The understanding of the mechanism underlying sleep-related disturbances in SZ remains poorly investigated. Surprisingly, only a small number of studies have investigated the sleep architecture in animal models relevant to SZ [127,128,129,130]. The sleep-related anomalies described in these different SZ rodent models diverge to some extent, suggestive of the involvement of multiple pathological mechanisms and heterogeneity of the sleep disturbances among subjects with SZ. Thus, a rare de novo mutation of the gene encoding the t-type calcium channel, Cav3.3 that is associated with SZ, does not affect sleep architecture, but decreases spindle density and length and increases delta oscillations during sleep [131]. On the other hand, GluA1 KO mice display increased sleep latency, longer REM duration episodes, spindle deficits, but enhanced homeostatic regulation of delta oscillations [127]. Finally, a neurodevelopmental model pertinent to psychosis, the prenatal methylazoxymethanol acetate (MAM) rodent model, shows fragmented sleep characterized by reduced duration of NREM episodes, small decreased in spindle density, and disrupted coupling between delta and spindles in posterior cortical areas [132]. Interestingly, this later model has several features common to Gclm KO mice, including the presence of OxS, abnormal PV + immunoreactive cells and perineuronal net in ACC and TRN and reduced T-type calcium currents in TRN neurons [77].

Conclusion

The present study, which is to our knowledge the first one investigating sleep-related TC network dynamics in a rodent model pertinent to SZ, describes circuit mechanisms responsible for alterations in sleep architecture, sleep oscillations and sleep homeostasis found in some subjects with SZ. Growing body of literature highlights the potential of sleep as a window for neuromodulation therapy in neurological and neuropsychiatry disorders. Identification of temporal and topographical alterations in neuronal activity are thus essential to select proper targets for neuromodulation. Recent investigations both in humans [60, 133] and animal models [134, 135] have suggested procedures to enable real-time tracking and manipulation of sleep EEG oscillatory activity using closed-loop transcranial stimulation or auditory stimulation to enhance or diminish SWs and spindles and to facilitate brain plasticity and repair [133, 136, 137]. Our work highlights the TRN - AD - ACC thalamocortical circuits as a potential targets for future neuromodulation approaches.
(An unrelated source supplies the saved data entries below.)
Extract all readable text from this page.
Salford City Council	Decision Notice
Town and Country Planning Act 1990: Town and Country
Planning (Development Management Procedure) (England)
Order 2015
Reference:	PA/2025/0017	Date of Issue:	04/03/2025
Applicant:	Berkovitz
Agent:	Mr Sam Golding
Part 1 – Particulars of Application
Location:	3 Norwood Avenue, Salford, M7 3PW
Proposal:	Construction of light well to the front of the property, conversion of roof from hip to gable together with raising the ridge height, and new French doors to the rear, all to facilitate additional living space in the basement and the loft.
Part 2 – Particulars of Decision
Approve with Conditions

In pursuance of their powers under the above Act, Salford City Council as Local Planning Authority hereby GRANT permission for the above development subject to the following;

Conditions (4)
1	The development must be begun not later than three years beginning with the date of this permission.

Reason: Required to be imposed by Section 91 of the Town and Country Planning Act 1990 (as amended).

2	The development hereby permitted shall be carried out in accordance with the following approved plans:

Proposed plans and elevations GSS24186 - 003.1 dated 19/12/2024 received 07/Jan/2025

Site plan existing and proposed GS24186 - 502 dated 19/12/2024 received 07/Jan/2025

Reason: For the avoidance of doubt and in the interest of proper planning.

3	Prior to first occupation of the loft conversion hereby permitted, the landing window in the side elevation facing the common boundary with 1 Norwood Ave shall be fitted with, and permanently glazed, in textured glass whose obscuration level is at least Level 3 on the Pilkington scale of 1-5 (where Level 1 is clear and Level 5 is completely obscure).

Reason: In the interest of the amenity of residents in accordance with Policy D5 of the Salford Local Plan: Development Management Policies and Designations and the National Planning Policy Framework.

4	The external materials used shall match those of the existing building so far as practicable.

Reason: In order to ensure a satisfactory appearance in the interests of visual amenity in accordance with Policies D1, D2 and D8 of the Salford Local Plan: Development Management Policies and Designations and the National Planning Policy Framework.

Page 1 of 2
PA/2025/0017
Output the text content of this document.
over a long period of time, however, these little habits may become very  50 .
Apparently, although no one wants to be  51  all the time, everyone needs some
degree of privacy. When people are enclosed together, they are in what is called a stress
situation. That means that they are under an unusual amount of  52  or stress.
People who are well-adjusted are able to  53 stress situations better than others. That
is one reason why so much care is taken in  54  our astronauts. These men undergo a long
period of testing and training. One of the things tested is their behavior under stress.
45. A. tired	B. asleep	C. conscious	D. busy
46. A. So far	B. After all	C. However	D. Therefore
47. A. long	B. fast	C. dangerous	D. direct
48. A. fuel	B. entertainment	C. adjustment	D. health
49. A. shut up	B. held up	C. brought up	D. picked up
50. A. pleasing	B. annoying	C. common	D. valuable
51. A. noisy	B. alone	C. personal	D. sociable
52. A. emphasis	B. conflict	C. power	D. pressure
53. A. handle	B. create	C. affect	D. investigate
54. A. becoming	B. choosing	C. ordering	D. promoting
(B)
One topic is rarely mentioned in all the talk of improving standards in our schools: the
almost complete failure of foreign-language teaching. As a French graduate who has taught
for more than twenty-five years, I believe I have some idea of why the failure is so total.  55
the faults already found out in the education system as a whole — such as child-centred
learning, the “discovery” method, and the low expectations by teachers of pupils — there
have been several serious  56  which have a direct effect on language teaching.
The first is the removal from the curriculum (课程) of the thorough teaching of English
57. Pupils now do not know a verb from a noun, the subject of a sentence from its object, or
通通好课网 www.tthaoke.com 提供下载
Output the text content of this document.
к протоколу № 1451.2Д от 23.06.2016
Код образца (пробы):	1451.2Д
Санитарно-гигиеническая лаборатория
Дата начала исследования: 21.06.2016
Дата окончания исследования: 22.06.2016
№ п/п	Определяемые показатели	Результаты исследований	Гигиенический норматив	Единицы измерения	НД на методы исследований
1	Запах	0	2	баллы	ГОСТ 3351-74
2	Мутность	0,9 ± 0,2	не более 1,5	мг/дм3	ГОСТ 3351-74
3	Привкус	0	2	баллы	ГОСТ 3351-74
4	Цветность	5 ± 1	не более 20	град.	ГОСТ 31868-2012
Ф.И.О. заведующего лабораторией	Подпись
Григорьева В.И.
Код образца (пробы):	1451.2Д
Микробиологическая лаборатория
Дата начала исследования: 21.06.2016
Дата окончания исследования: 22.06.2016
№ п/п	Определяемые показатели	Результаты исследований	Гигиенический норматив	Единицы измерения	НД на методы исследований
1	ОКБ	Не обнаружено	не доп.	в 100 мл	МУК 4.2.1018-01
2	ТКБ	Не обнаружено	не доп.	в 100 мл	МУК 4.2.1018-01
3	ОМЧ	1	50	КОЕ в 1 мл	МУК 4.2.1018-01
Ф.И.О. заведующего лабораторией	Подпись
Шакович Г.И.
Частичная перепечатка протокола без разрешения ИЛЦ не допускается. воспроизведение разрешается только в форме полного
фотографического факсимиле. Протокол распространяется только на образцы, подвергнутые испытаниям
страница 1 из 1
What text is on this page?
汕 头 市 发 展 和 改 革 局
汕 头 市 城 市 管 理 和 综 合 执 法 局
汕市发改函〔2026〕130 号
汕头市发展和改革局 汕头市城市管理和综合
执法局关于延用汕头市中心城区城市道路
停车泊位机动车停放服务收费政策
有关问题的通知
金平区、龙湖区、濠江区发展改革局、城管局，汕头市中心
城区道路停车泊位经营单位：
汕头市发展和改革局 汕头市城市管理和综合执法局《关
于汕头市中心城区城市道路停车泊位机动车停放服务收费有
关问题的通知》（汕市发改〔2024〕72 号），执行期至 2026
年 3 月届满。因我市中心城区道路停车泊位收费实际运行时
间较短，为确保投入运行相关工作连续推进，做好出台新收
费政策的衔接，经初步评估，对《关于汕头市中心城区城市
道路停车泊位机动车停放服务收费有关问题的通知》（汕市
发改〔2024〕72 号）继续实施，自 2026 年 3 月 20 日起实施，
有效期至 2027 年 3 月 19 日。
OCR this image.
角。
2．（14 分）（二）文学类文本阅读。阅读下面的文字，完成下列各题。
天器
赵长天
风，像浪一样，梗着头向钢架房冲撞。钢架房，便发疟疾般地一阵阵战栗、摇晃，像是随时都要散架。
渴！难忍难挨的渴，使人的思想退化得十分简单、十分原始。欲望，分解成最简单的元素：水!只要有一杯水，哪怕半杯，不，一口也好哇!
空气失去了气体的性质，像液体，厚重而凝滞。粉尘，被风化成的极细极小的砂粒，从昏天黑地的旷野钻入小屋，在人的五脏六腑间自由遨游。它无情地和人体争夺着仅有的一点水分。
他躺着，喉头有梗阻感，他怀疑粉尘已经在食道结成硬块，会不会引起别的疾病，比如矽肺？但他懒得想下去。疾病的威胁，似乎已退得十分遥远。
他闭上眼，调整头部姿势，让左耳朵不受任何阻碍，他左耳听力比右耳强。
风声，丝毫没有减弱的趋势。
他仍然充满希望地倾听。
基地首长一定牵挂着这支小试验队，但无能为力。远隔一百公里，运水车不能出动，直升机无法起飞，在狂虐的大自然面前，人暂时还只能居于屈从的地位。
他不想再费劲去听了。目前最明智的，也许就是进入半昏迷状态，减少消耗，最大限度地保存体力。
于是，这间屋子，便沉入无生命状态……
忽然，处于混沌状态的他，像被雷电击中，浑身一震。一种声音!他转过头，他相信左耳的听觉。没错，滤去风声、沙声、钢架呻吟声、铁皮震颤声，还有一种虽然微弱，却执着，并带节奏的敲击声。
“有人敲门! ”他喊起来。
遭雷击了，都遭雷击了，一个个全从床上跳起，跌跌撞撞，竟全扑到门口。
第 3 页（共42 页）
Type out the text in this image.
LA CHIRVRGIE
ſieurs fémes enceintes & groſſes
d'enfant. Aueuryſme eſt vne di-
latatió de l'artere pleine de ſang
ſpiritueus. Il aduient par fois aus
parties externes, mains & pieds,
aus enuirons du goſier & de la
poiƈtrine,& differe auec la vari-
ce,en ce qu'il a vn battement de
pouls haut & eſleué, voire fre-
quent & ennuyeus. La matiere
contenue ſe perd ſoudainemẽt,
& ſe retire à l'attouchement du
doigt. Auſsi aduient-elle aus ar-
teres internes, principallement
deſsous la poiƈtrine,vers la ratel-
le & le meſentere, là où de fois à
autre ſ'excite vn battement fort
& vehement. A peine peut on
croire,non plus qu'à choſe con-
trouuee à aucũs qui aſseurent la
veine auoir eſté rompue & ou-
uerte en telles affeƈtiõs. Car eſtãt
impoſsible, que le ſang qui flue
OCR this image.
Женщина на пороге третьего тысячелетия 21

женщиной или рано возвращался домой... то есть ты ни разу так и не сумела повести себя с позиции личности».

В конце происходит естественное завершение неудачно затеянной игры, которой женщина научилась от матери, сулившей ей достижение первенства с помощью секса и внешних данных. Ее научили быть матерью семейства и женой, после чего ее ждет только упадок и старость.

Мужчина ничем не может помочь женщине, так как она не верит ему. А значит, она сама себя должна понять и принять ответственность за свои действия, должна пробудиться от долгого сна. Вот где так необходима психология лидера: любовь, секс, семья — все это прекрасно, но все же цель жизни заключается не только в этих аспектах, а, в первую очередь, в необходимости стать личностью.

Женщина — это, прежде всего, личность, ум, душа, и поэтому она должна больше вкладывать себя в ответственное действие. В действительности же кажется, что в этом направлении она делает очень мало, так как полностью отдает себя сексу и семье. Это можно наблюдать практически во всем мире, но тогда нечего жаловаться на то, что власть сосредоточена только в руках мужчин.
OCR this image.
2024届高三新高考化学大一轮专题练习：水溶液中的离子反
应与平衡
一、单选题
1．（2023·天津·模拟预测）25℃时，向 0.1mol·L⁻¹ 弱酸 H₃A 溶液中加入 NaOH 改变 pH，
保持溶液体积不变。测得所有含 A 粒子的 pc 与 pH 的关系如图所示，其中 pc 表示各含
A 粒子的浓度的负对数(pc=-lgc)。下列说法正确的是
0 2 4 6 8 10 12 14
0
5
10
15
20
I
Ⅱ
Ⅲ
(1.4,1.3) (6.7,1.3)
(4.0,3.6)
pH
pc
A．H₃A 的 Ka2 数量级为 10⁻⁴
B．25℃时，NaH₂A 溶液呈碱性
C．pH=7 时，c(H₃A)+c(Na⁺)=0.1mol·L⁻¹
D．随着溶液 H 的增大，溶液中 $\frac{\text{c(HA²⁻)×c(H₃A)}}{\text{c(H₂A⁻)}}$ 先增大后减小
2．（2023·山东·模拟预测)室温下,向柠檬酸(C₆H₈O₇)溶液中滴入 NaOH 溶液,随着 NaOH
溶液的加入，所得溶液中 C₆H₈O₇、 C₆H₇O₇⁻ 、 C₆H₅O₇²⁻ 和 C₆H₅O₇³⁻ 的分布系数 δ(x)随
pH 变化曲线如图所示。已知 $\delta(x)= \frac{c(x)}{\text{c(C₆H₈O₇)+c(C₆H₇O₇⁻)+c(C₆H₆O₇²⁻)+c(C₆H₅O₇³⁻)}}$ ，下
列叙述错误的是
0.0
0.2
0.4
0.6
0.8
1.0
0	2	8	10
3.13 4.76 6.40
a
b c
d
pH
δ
Furthermore, the beneficial effect of NAC on most sleep-related abnormalities in Gclm KO mice points to the need for assessing sleep quantity (architecture of the sleep-wake cycle) and sleep quality (oscillations) during clinical trials using antioxidant compounds in subjects with schizophrenia. Ultimately, promoting the characterization of the neuronal network dynamics and sleep oscillations may provide new insights in the prediction, diagnostic, or prognostics as biomarkers for different types of SZ and other psychiatric disorders.